The size of the price tag that is. (get your mind outta the gutter, this is a wine blog, not the Cosmo Magazine blog).
Although this question is nearly as old as the chicken and the egg debate, I have recently tried several price-comparison blind taste offs – same varietal, same vintage, same area – one wine at a high price point and one at a moderate price point.
A few nights ago, my wife and I were invited to friend’s home for dinner. On the menu for the evening were crab cakes and grilled shrimp which seemed an ideal occasion for a Sauvignon Blanc taste off.
For the evening, I went with a couple of California Sauvignon Blancs – the Grgich Hills Estate 2007 Fume Blanc ($33. Napa) and the Murphy-Goode 2007 The Fume ($13. Sonoma County), both are 100% Sauvignon Blanc.
I’ve wanted to try wines from both of these wineries for a while – Grgich Hills because of their commitment to Biodynamic viticulture and positive reviews from friends, and Murphy-Goode because of the recent ‘buzz’ created by their Social Media job opening (at a salary of $10,000/month), www.areallygoodejob.com.
Grgich Hills Estate is a family-owned winery in Napa that practices Biodynamic viticulture. Founder, Mike Grgich has deep roots in Napa and first gained international recognition at the famous Paris Tasting of 1976. It was Mike’s 1973 Chateau Montelena Chardonnay that won that 1976 tasting. Grgich broke ground on the Grgich Hills estate in 1977. Murphy-Goode, located in Sonoma County, was founded in 1985 and was purchased by Jess Jackson in 2006.
Once we got to dinner, I popped the corks then wrapped the bottles in brown paper bags for the blind tasting. My first impression of wine #1 was, ‘fresh, crisp, bright lemon, lively acidity’ and my impression of #2 was ‘dull and flat.’
Upon opening the bags – the Grgrich Hills was wine #1, and the Murphy-Goode was wine #2. Overall the Grgich Hills Sauvignon Blanc was very fresh and complex for a California Sauvignon Blanc (of course, at the $33 price point I expect a lot). Initially this wine had a strong nose of lemon, grapefruit and peach followed by a zippy acidity. This wine opened up beautifully and was a perfect pairing to the crab cakes. After an hour or so, the wine opened up to display more peach and a creamy mango component on the nose, with an abundance of tropical fruits throughout. This is a supa dupa Sauvignon Blanc!

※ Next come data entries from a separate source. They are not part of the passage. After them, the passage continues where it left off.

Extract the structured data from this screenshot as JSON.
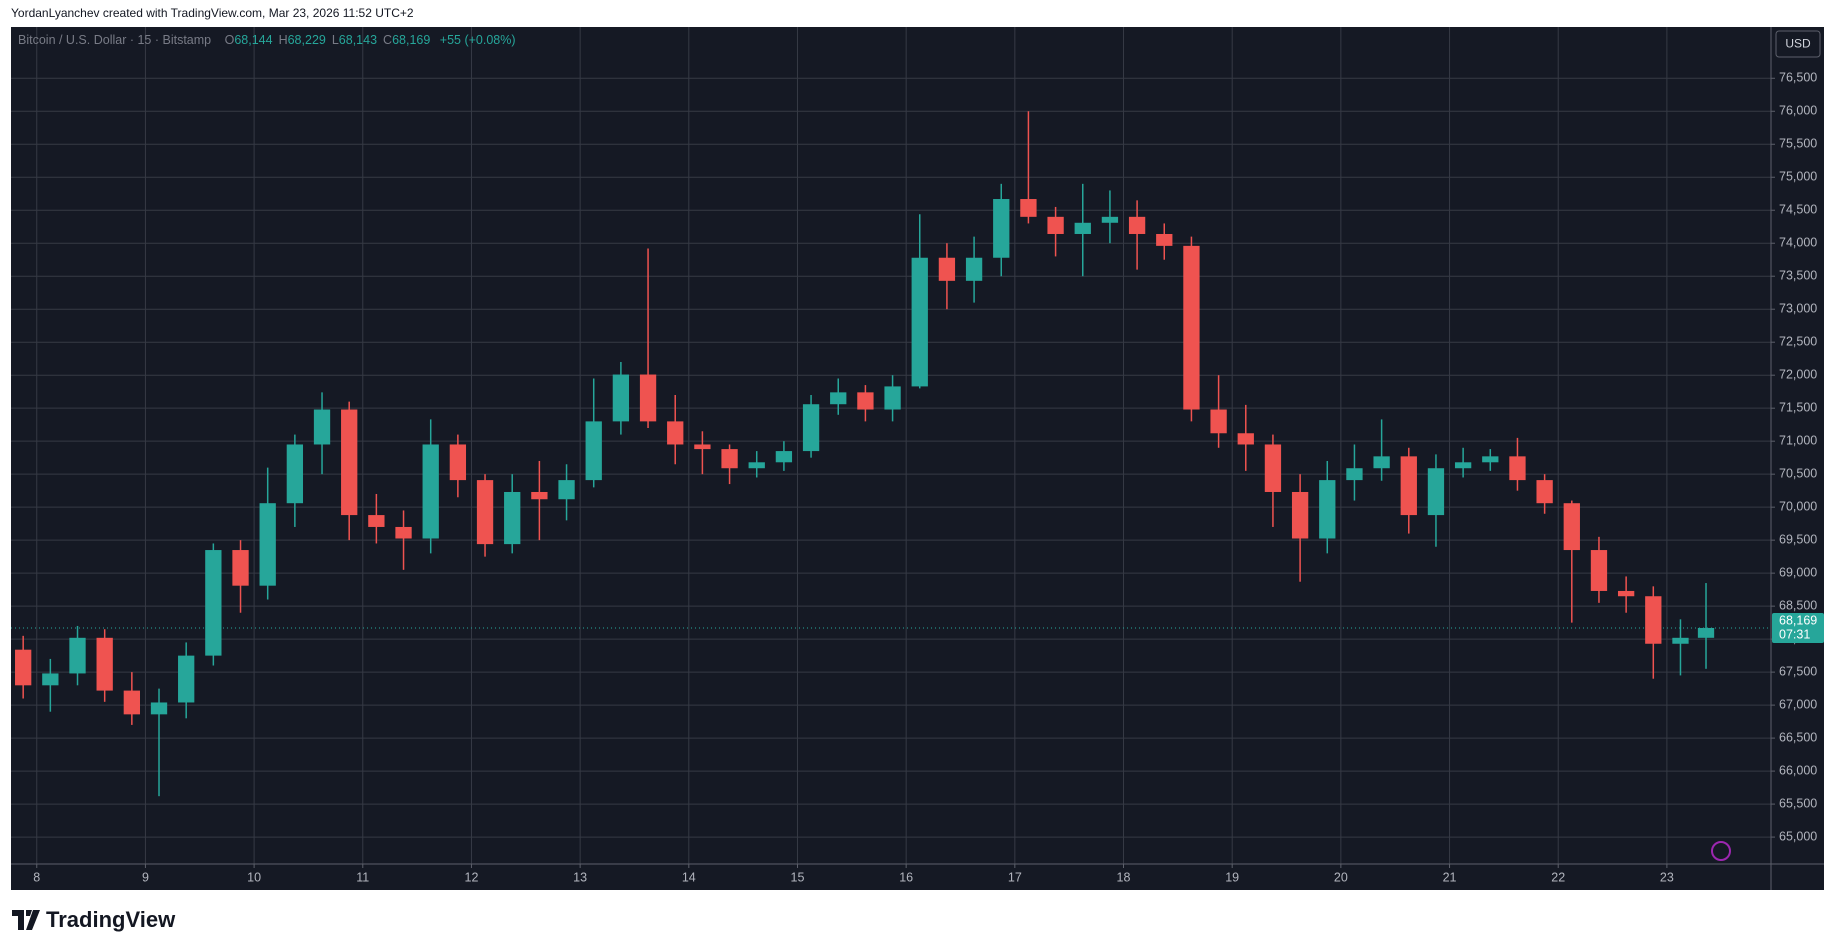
{
  "header": "YordanLyanchev created with TradingView.com, Mar 23, 2026 11:52 UTC+2",
  "brand": "TradingView",
  "chart_data": {
    "type": "candlestick",
    "title": "Bitcoin / U.S. Dollar · 15 · Bitstamp",
    "legend": [
      {
        "key": "O",
        "text": "68,144"
      },
      {
        "key": "H",
        "text": "68,229"
      },
      {
        "key": "L",
        "text": "68,143"
      },
      {
        "key": "C",
        "text": "68,169"
      }
    ],
    "change": "+55 (+0.08%)",
    "currency": "USD",
    "up_color": "#26a69a",
    "down_color": "#ef5350",
    "x": [
      7.875,
      8.125,
      8.375,
      8.625,
      8.875,
      9.125,
      9.375,
      9.625,
      9.875,
      10.125,
      10.375,
      10.625,
      10.875,
      11.125,
      11.375,
      11.625,
      11.875,
      12.125,
      12.375,
      12.625,
      12.875,
      13.125,
      13.375,
      13.625,
      13.875,
      14.125,
      14.375,
      14.625,
      14.875,
      15.125,
      15.375,
      15.625,
      15.875,
      16.125,
      16.375,
      16.625,
      16.875,
      17.125,
      17.375,
      17.625,
      17.875,
      18.125,
      18.375,
      18.625,
      18.875,
      19.125,
      19.375,
      19.625,
      19.875,
      20.125,
      20.375,
      20.625,
      20.875,
      21.125,
      21.375,
      21.625,
      21.875,
      22.125,
      22.375,
      22.625,
      22.875,
      23.125,
      23.36
    ],
    "open": [
      67840,
      67300,
      67480,
      68020,
      67220,
      66860,
      67040,
      67750,
      69350,
      68810,
      70060,
      70950,
      71480,
      69880,
      69700,
      69525,
      70950,
      70410,
      69440,
      70230,
      70120,
      70410,
      71300,
      72010,
      71300,
      70950,
      70880,
      70590,
      70680,
      70850,
      71560,
      71740,
      71480,
      71830,
      73780,
      73430,
      73780,
      74670,
      74400,
      74140,
      74310,
      74400,
      74140,
      73960,
      71480,
      71120,
      70950,
      70230,
      69525,
      70410,
      70590,
      70770,
      69880,
      70590,
      70680,
      70770,
      70410,
      70060,
      69350,
      68730,
      68650,
      67930,
      68020
    ],
    "high": [
      68050,
      67700,
      68200,
      68150,
      67500,
      67250,
      67950,
      69450,
      69500,
      70600,
      71100,
      71740,
      71600,
      70200,
      69950,
      71330,
      71100,
      70500,
      70500,
      70700,
      70650,
      71950,
      72200,
      73920,
      71700,
      71150,
      70950,
      70850,
      71000,
      71700,
      71950,
      71850,
      72000,
      74440,
      74000,
      74100,
      74900,
      76000,
      74550,
      74900,
      74800,
      74650,
      74300,
      74100,
      72000,
      71550,
      71100,
      70500,
      70700,
      70950,
      71330,
      70900,
      70800,
      70900,
      70880,
      71050,
      70500,
      70100,
      69550,
      68950,
      68800,
      68300,
      68850
    ],
    "low": [
      67100,
      66900,
      67300,
      67050,
      66700,
      65620,
      66800,
      67600,
      68400,
      68600,
      69700,
      70500,
      69500,
      69450,
      69050,
      69300,
      70150,
      69250,
      69300,
      69500,
      69800,
      70300,
      71100,
      71200,
      70650,
      70500,
      70350,
      70450,
      70550,
      70750,
      71400,
      71300,
      71300,
      71800,
      73000,
      73100,
      73500,
      74300,
      73800,
      73500,
      74000,
      73600,
      73750,
      71300,
      70900,
      70550,
      69700,
      68870,
      69300,
      70100,
      70400,
      69600,
      69400,
      70450,
      70550,
      70250,
      69900,
      68250,
      68550,
      68400,
      67400,
      67450,
      67550
    ],
    "close": [
      67300,
      67480,
      68020,
      67220,
      66860,
      67040,
      67750,
      69350,
      68810,
      70060,
      70950,
      71480,
      69880,
      69700,
      69525,
      70950,
      70410,
      69440,
      70230,
      70120,
      70410,
      71300,
      72010,
      71300,
      70950,
      70880,
      70590,
      70680,
      70850,
      71560,
      71740,
      71480,
      71830,
      73780,
      73430,
      73780,
      74670,
      74400,
      74140,
      74310,
      74400,
      74140,
      73960,
      71480,
      71120,
      70950,
      70230,
      69525,
      70410,
      70590,
      70770,
      69880,
      70590,
      70680,
      70770,
      70410,
      70060,
      69350,
      68730,
      68650,
      67930,
      68020,
      68169
    ],
    "last_price": {
      "value": 68169,
      "label": "68,169"
    },
    "countdown": "07:31",
    "xlim": [
      7.763,
      23.958
    ],
    "xticks": [
      8,
      9,
      10,
      11,
      12,
      13,
      14,
      15,
      16,
      17,
      18,
      19,
      20,
      21,
      22,
      23
    ],
    "ylim": [
      64592,
      77277
    ],
    "yticks": [
      {
        "value": 65000,
        "label": "65,000"
      },
      {
        "value": 65500,
        "label": "65,500"
      },
      {
        "value": 66000,
        "label": "66,000"
      },
      {
        "value": 66500,
        "label": "66,500"
      },
      {
        "value": 67000,
        "label": "67,000"
      },
      {
        "value": 67500,
        "label": "67,500"
      },
      {
        "value": 68000,
        "label": "68,000"
      },
      {
        "value": 68500,
        "label": "68,500"
      },
      {
        "value": 69000,
        "label": "69,000"
      },
      {
        "value": 69500,
        "label": "69,500"
      },
      {
        "value": 70000,
        "label": "70,000"
      },
      {
        "value": 70500,
        "label": "70,500"
      },
      {
        "value": 71000,
        "label": "71,000"
      },
      {
        "value": 71500,
        "label": "71,500"
      },
      {
        "value": 72000,
        "label": "72,000"
      },
      {
        "value": 72500,
        "label": "72,500"
      },
      {
        "value": 73000,
        "label": "73,000"
      },
      {
        "value": 73500,
        "label": "73,500"
      },
      {
        "value": 74000,
        "label": "74,000"
      },
      {
        "value": 74500,
        "label": "74,500"
      },
      {
        "value": 75000,
        "label": "75,000"
      },
      {
        "value": 75500,
        "label": "75,500"
      },
      {
        "value": 76000,
        "label": "76,000"
      },
      {
        "value": 76500,
        "label": "76,500"
      }
    ],
    "grid": true
  }
}
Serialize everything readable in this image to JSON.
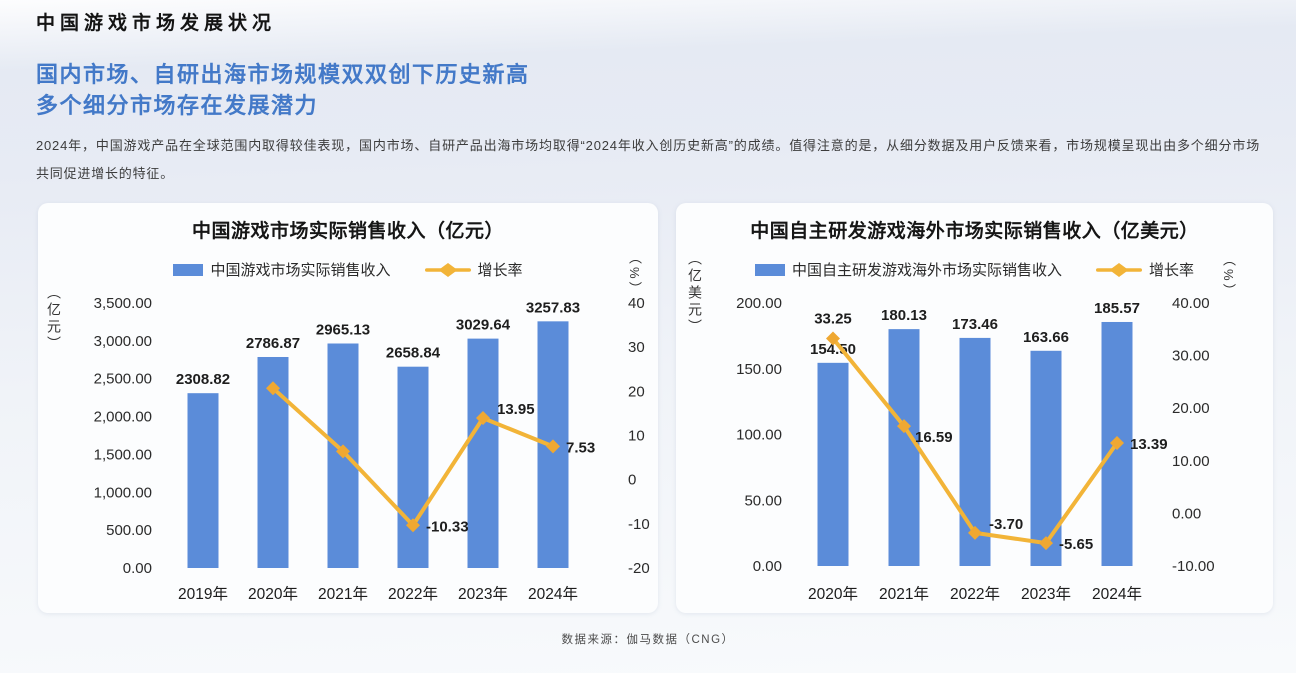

The Murphy-Goode Sauvignon Blanc, on the other hand, was disappointing. This wine appeared lifeless next to the Grgich Hills with a muted nose of lemon grass and lime with mild acidity, followed by citrus flavors in the mouth. I would pass on this one.
In this tasting, the higher priced wine was the clear winner to all four of us. In other price-comparison blind tastings that I’ve personally done, the higher priced wine has finished on top just over half the time – so I’m not convinced that price makes a difference other than in our head.
Thanks to the Cordosi’s for the great dinner.